Pittsburg Coal & Mining Co. v. Wright

253 P. 487 | Okla. | 1927

This was an action for cancellation of a deed and to remove cloud on title to certain real estate covered by said deed and lying in Pittsburg county, Okla.

Plaintiff below, Nettie Hayes Wright, though recognizing the existence and due recordation of the deed in question in her petition, yet denied its execution, alleging that she had never signed same and denying the truth of the notary's certificate of acknowledgment, and praying for cancellation of such deed.

The decisive issue of fact tried below was whether the plaintiff, Nettie Hayes Wright, had in fact signed and acknowledged said deed, and the question of law presented here is whether the uncorroborated testimony of plaintiff, that she had not signed nor acknowledged such deed, is sufficient in law to overcome the plain recitals in the notary's certificate, and sufficient to warrant the cancellation of such deed.

The trial court decreed the cancellation of the deed in question, as well as several other deeds executed to subsequent grantees who held through the grantee under the alleged deed from said plaintiff.

The notary's certificate was regular and in due form, being as follows:

'State of Oklahoma, Pittsburg County, ss.

"Before me, H. E. Swan, a notary public in and for said county and state, on this sixth (6) day of October, 1908, personally appeared Nettie Franklin Wright, to me known to be the identical person who executed the within and foregoing instrument, and acknowledged to me that she executed the same as her free and voluntary act and deed for the uses and purposes therein set forth.

"Witness my hand and official seal, the day and year above set forth.

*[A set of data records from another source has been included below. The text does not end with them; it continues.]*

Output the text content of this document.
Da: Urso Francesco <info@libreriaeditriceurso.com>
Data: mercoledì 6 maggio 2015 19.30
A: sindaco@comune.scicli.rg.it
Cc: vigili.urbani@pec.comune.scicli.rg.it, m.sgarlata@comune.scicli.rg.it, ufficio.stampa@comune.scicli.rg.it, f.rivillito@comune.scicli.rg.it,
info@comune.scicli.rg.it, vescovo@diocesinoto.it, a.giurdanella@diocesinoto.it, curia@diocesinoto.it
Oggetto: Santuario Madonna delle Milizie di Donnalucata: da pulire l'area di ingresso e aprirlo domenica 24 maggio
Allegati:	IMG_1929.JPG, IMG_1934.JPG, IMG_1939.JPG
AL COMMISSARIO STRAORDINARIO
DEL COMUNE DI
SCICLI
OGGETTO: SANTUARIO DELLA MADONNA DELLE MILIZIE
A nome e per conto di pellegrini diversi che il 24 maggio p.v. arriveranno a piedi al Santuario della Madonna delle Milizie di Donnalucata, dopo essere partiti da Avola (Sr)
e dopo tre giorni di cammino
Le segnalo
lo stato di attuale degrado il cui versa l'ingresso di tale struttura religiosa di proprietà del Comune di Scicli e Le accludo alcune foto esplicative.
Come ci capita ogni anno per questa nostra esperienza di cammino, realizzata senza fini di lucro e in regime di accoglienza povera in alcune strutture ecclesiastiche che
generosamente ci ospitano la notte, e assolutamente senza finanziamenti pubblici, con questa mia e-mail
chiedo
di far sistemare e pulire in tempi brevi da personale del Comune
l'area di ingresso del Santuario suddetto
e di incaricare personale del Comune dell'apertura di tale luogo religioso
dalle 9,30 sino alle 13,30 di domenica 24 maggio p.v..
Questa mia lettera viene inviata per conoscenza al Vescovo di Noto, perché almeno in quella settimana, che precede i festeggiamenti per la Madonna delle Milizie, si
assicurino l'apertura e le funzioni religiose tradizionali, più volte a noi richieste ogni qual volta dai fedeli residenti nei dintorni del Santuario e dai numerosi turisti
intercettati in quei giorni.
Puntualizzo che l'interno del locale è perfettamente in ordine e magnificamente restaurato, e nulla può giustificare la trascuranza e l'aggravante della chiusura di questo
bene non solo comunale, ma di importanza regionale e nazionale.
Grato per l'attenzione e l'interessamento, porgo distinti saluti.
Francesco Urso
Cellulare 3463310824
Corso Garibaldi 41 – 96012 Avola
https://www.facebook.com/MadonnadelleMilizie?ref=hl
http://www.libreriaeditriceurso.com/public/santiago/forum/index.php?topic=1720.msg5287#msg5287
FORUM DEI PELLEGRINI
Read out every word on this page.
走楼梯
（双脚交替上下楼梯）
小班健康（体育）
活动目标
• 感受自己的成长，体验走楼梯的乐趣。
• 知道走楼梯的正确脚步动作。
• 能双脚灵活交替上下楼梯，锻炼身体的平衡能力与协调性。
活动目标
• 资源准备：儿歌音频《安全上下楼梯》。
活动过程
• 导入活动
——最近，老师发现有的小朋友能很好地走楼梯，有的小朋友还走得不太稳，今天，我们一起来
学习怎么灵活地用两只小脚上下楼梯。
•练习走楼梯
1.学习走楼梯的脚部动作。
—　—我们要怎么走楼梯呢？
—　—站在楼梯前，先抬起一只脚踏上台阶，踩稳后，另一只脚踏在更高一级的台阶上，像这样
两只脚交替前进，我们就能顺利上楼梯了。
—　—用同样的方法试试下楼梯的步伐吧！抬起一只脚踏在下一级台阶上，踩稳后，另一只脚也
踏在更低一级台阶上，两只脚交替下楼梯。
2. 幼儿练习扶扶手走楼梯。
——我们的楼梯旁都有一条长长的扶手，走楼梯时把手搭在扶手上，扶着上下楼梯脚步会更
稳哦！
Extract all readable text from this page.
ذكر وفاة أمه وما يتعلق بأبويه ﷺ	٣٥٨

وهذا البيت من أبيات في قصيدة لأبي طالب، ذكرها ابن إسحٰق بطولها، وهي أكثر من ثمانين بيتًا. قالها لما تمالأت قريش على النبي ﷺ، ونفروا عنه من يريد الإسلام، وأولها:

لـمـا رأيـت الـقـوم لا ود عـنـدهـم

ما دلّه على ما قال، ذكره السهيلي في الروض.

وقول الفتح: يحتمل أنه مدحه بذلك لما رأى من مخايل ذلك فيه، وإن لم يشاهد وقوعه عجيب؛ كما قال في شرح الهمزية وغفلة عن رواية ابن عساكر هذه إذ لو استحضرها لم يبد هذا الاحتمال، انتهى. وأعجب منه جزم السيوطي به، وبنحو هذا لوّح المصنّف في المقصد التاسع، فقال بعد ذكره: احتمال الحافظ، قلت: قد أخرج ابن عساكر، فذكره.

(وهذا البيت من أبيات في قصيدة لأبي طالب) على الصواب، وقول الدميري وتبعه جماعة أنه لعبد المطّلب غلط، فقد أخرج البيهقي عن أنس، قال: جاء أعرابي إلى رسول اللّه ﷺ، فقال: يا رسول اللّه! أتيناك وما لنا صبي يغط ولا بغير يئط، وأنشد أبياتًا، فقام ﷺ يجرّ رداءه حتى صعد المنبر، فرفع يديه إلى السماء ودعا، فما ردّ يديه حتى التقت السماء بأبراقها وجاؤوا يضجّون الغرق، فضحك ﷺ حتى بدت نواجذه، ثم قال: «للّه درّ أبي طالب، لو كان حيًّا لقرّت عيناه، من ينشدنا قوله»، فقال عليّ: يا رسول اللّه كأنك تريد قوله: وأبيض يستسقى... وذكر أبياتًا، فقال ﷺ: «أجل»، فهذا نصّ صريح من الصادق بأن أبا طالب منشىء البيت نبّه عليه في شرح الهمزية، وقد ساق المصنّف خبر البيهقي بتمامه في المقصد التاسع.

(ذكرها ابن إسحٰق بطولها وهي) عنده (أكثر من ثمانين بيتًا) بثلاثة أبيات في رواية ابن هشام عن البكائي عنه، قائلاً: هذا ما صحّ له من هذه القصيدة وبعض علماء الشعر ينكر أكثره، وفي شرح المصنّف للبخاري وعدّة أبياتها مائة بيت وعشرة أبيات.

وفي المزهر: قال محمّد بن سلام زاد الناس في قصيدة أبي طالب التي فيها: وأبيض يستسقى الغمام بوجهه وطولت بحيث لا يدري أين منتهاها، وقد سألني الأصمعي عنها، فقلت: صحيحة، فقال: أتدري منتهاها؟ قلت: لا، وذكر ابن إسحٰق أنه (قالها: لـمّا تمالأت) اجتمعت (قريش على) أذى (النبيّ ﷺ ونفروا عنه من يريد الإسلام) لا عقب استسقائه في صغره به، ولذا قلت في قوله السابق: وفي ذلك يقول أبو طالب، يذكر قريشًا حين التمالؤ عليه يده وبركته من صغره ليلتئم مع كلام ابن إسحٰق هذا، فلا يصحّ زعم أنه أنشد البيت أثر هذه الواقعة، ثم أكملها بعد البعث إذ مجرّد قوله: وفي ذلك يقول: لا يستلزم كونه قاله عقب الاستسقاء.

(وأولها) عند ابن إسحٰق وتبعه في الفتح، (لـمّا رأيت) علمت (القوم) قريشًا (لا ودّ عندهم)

"(Seal) (Signed) H. E. Swan,

"Notary Public.

"My commission expires Nov. 29, 1911." *211

It developed in the trial that plaintiff, not being able to write her name, signed by mark. In addition to the notary's certificate, the making of her mark was witnessed by two subscribing witnesses, one of whom was her stepfather, who testified that he was present at the time, heard the deed read over to plaintiff and explained by the notary, say her make her mark upon same heard her acknowledge the execution of same and saw the notary affix his seal thereunto. She testified that she did not make her mark and had never seen the deed nor heard it read, but admitted that she had made her mark to an instrument which she thought was a receipt for money. Her testimony was wholly unsupported and uncorroborated.

The established, and, in our opinion, sound doctrine of this court is that, under such a state of facts, the deed in question, and the deeds issued to subsequent grantees, who derived their title through plaintiff's deed, should not have been canceled. See Dyal v. Norton, 47 Okla. 794,150 P. 703; Garber v. Hauser, 76 Okla. 292, 185 P. 436; also Neff v. Edwards, 107 Okla. 101, 230 P. 234.

In Dyal v. Norton, supra, paragraph 2 of the syllabus is as follows:

"An officer's certificate of the grantor's acknowledgment of a deed filed for record is a sufficient compliance with a requirement of attestation by witnesses to the grantor's signature by mark."

Paragraph 3 is as follows:

"The acknowledgment of a deed is prima facie evidence of its execution, and a deed properly acknowledged may be given in evidence without further proof, although its execution is denied under oath."

Paragraph 4 is as follows:

"The evidence to impeach a certificate of acknowledgment should be clear, cogent, and convincing, and such as produces a conviction amounting to a moral certainty that the certificate is false."

In Garber v. Hauser, supra, paragraph 2 of the syllabus is as follows:

"The general rule in that the unsupported or uncorroborated testimony of the grantor is not sufficient to overcome the certificate of acknowledgment of the notary public to a conveyance regular on its face, especially where the certificate is supported by the testimony of the officer who took the acknowledge, by other competent evidence; but such testimony may be sufficient if, in view of the circumstances and probability of the particular case, it produced a condition amounting to a moral certainty that the certificate is false."

In Neff v. Edwards, supra, paragraph 1 of the syllabus is as follows:

"Sound public policy, the stability of solemn judgments of courts, and the security of litigants demand that neither the officer's sworn return nor the recital of service in the judgment based thereon shall be set aside or contradicted, except upon the most clear, cogent, and convincing evidence."

Paragraph 2 is as follows:

"Under the rule announced above, the clear, solemn recitals of the judgment roll will not be set aside and held for naught upon the uncorroborated parol testimony of the party against whom such judgment was rendered."

In the light of the foregoing authorities, and the state of facts disclosed by the record, it is obvious that the trial court erred in decreeing the cancellation of the deeds involved.

The judgment is therefore reversed, with directions to set aside the decree of cancellation and render judgment in favor of defendant.

Reversed with directions.

BRANSON, C. J., and MASON, PHELPS, HUNT, CLARK, RILEY, and HEFNER, JJ., concur. LESTER, J., not participating.